Steps in spatial analysis:
1. Georeference the maps. Georeferencing is the process of taking scanned maps and geolocating them – generally through the use of control points – for use in GIS or other tools. Check here for more information.
2 Digitize the relevant features using the ArcMap editor. More information here.
3. Perform spatial analysis. In this case, creating a service area around the lines using 1/4 mile buffer. That distance is considered a serviceable walking distance.
The above image shows the georeferenced Charlottesville Land Co. map with 40% transparency overlaid on an Open Street Map (OSM) layer.
This copy of the 1920 map was the first one I acquired using a handheld camera (opposed to scanning as with the other version). Notice my fingers in the lower left holding the book open. While nowhere near optimal, this shows that even poor quality photographs of maps can be georeferenced with decent results. Once all the maps were georeferenced, I was able to digitize all the pertinent streetcar system features. I chose to show all lines from the maps including conceptual, planned, and abandoned. I also included all the pass-bys, turn-arounds and support buildings including the electric generation plant on the Rivanna River near Woolen Mills (not on the map above but found using aerial images).
The above map shows all the streetcar routes, realized or otherwise. It includes all the system features except the power plant adjacent to the Rivanna River. A PDF showing the full extent of the system (with the ability to toggle layers on and off) is available here.
So what if the Charlottesville streetcar system was fully realized and still existed today? How many Charlottesville citizens would it serve? Using spatial analysis techniques, we can answer that question. To do this, I downloaded the 2010 census population counts and joined them to a block-level boundary layer. I then created the walking buffer of 1/4 mile around the streetcar routes and aggregated the census blocks within the buffer to get the answer.
The above map shows the full streetcar system in black with the service buffer around it in red. The background is the 2010 census blocks. Notice the two donut holes and the white areas. The white areas in the map are Albemarle County. At this point, we are only interested in city residents. However, if you wanted to get the full extent of the service population, the UVa Grounds would have to be included (the eastern section of the service area is mainly over the river and unpopulated areas). The next step is to use a technique called a spatial join to aggregate the total population for each block to the streetcar service area. More on that here.

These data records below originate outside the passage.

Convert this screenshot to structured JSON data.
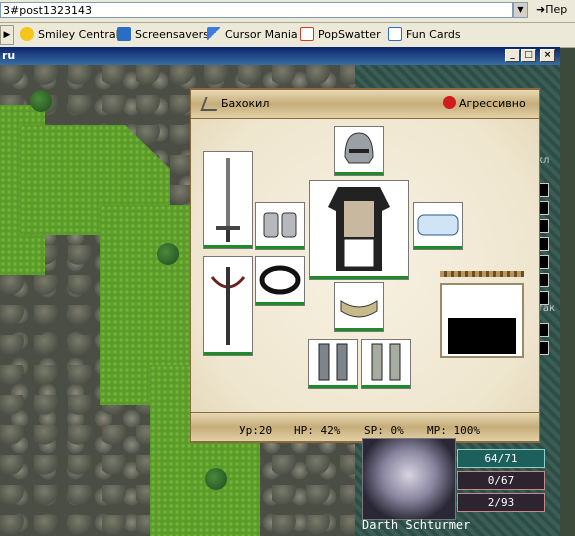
{
  "browser": {
    "address_value": "3#post1323143",
    "go_label": "Пер",
    "links": [
      {
        "label": "Smiley Central",
        "icon": "smiley-icon",
        "color": "#f5c518"
      },
      {
        "label": "Screensavers",
        "icon": "monitor-icon",
        "color": "#2b6cc4"
      },
      {
        "label": "Cursor Mania",
        "icon": "cursor-icon",
        "color": "#3d7be0"
      },
      {
        "label": "PopSwatter",
        "icon": "popup-icon",
        "color": "#d33a2c"
      },
      {
        "label": "Fun Cards",
        "icon": "card-icon",
        "color": "#2d6bd0"
      }
    ]
  },
  "window": {
    "title": "ru",
    "minimize_label": "_",
    "maximize_label": "□",
    "close_label": "×"
  },
  "inventory": {
    "player_name": "Бахокил",
    "stance": "Агрессивно",
    "stats": {
      "level": "Ур:20",
      "hp": "HP: 42%",
      "sp": "SP: 0%",
      "mp": "MP: 100%"
    },
    "slots": [
      "helmet",
      "sword",
      "gauntlets",
      "armor",
      "bracer",
      "crossbow",
      "ring",
      "belt",
      "left-greave",
      "right-greave"
    ]
  },
  "character": {
    "name": "Darth Schturmer",
    "hp": "64/71",
    "sp": "0/67",
    "mp": "2/93"
  },
  "sidebar": {
    "label_top": "кл",
    "label_mid": "так"
  },
  "colors": {
    "accent_red": "#d21c1c",
    "hp_bar": "#1f8a2a",
    "titlebar": "#0a246a"
  }
}
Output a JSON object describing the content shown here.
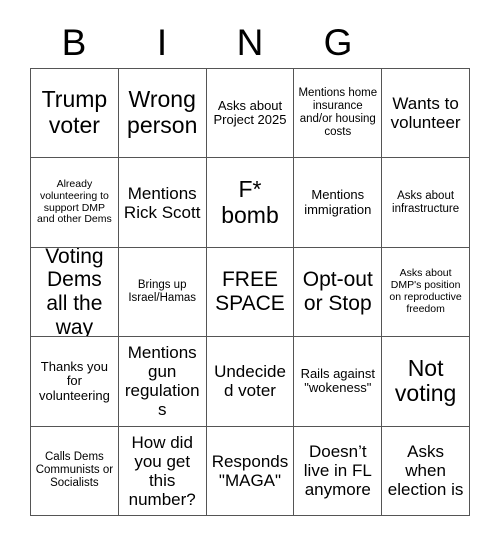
{
  "header": {
    "letters": [
      "B",
      "I",
      "N",
      "G",
      ""
    ]
  },
  "grid": {
    "rows": [
      [
        {
          "text": "Trump voter",
          "size": "s-xl"
        },
        {
          "text": "Wrong person",
          "size": "s-xl"
        },
        {
          "text": "Asks about Project 2025",
          "size": "s-sm"
        },
        {
          "text": "Mentions home insurance and/or housing costs",
          "size": "s-xs"
        },
        {
          "text": "Wants to volunteer",
          "size": "s-md"
        }
      ],
      [
        {
          "text": "Already volunteering to support DMP and other Dems",
          "size": "s-xxs"
        },
        {
          "text": "Mentions Rick Scott",
          "size": "s-md"
        },
        {
          "text": "F* bomb",
          "size": "s-xl"
        },
        {
          "text": "Mentions immigration",
          "size": "s-sm"
        },
        {
          "text": "Asks about infrastructure",
          "size": "s-xs"
        }
      ],
      [
        {
          "text": "Voting Dems all the way",
          "size": "s-lg"
        },
        {
          "text": "Brings up Israel/Hamas",
          "size": "s-xs"
        },
        {
          "text": "FREE SPACE",
          "size": "s-lg"
        },
        {
          "text": "Opt-out or Stop",
          "size": "s-lg"
        },
        {
          "text": "Asks about DMP's position on reproductive freedom",
          "size": "s-xxs"
        }
      ],
      [
        {
          "text": "Thanks you for volunteering",
          "size": "s-sm"
        },
        {
          "text": "Mentions gun regulations",
          "size": "s-md"
        },
        {
          "text": "Undecided voter",
          "size": "s-md"
        },
        {
          "text": "Rails against \"wokeness\"",
          "size": "s-sm"
        },
        {
          "text": "Not voting",
          "size": "s-xl"
        }
      ],
      [
        {
          "text": "Calls Dems Communists or Socialists",
          "size": "s-xs"
        },
        {
          "text": "How did you get this number?",
          "size": "s-md"
        },
        {
          "text": "Responds \"MAGA\"",
          "size": "s-md"
        },
        {
          "text": "Doesn’t live in FL anymore",
          "size": "s-md"
        },
        {
          "text": "Asks when election is",
          "size": "s-md"
        }
      ]
    ]
  }
}
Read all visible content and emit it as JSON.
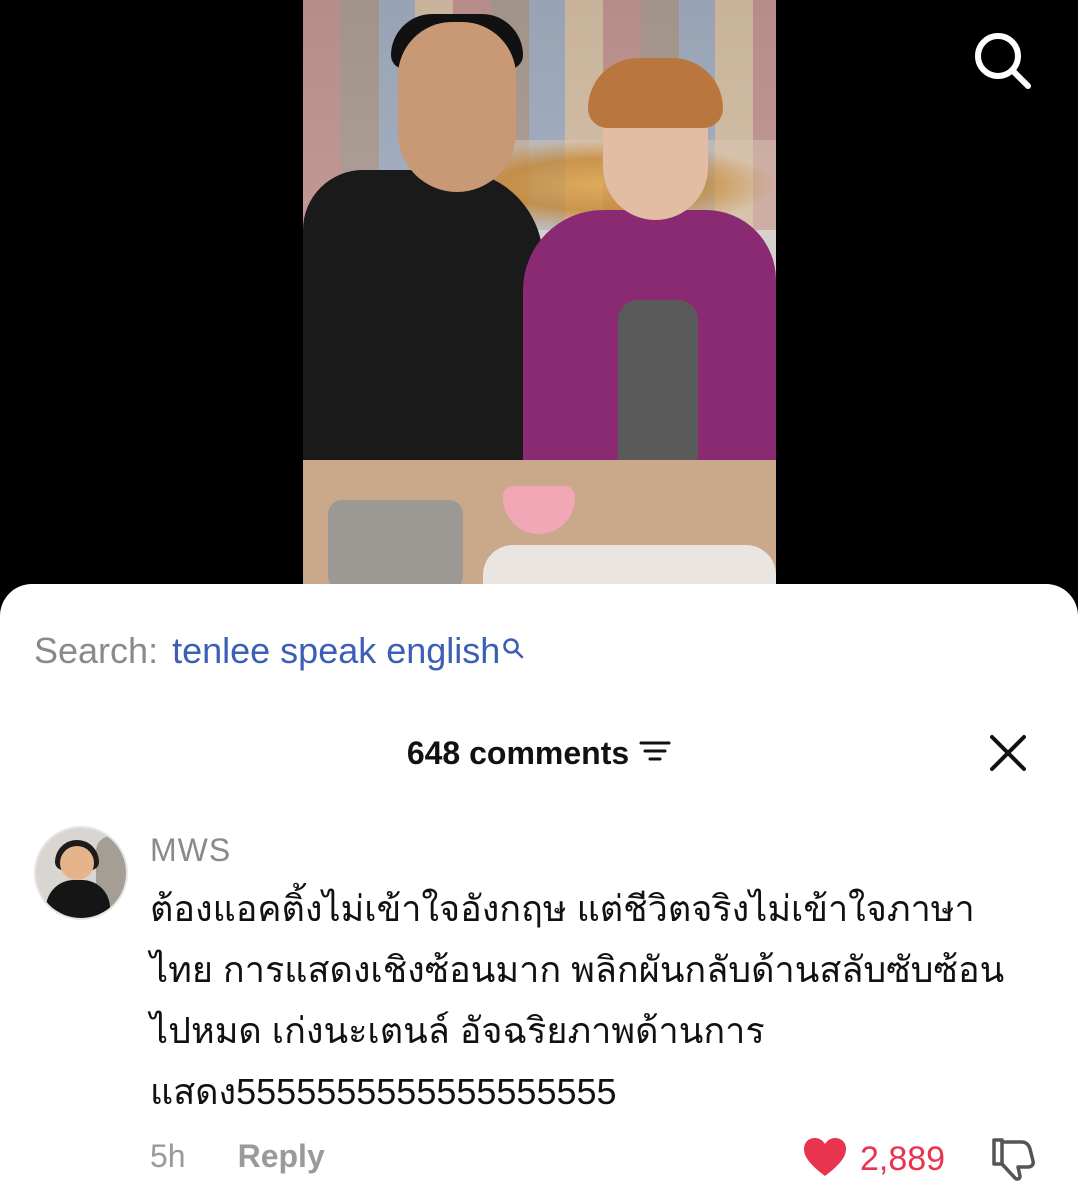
{
  "search_suggestion": {
    "label": "Search:",
    "query": "tenlee speak english"
  },
  "comments_panel": {
    "count_label": "648 comments"
  },
  "comment": {
    "username": "MWS",
    "text": "ต้องแอคติ้งไม่เข้าใจอังกฤษ แต่ชีวิตจริงไม่เข้าใจภาษาไทย การแสดงเชิงซ้อนมาก พลิกผันกลับด้านสลับซับซ้อนไปหมด เก่งนะเตนล์ อัจฉริยภาพด้านการแสดง5555555555555555555",
    "time": "5h",
    "reply_label": "Reply",
    "likes": "2,889"
  },
  "colors": {
    "accent_link": "#3c5fb6",
    "like_red": "#e8344f",
    "muted_gray": "#8a8a8a"
  },
  "icons": [
    "search-icon",
    "sort-icon",
    "close-icon",
    "heart-icon",
    "dislike-icon",
    "search-mini-icon"
  ]
}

You can see by the last column in the above table that the streetcar service area covers around 33,267 city residents. I say around because any block that intersected the service area buffer boundary was counted in full even though a percentage of people living within that block may not be within the buffer. Using our block level tabular data, we can gather some basic statistics including total population for the city.
The 2010 total population for Charlottesville is 43,475 which mean that approximately 76% of the city’s population would be served by the streetcar system.
Some More Pictures
The Holsinger Collection in the UVa Library’s Special Collections has many great pictures of the streetcar system. Here are some of my favorites along with a few other images.
Of course once you know where to look, evidence of the streetcar system is around.
If you look closely in the crosswalk there, you can see the old track as it turns off University Ave. onto Rugby Ave.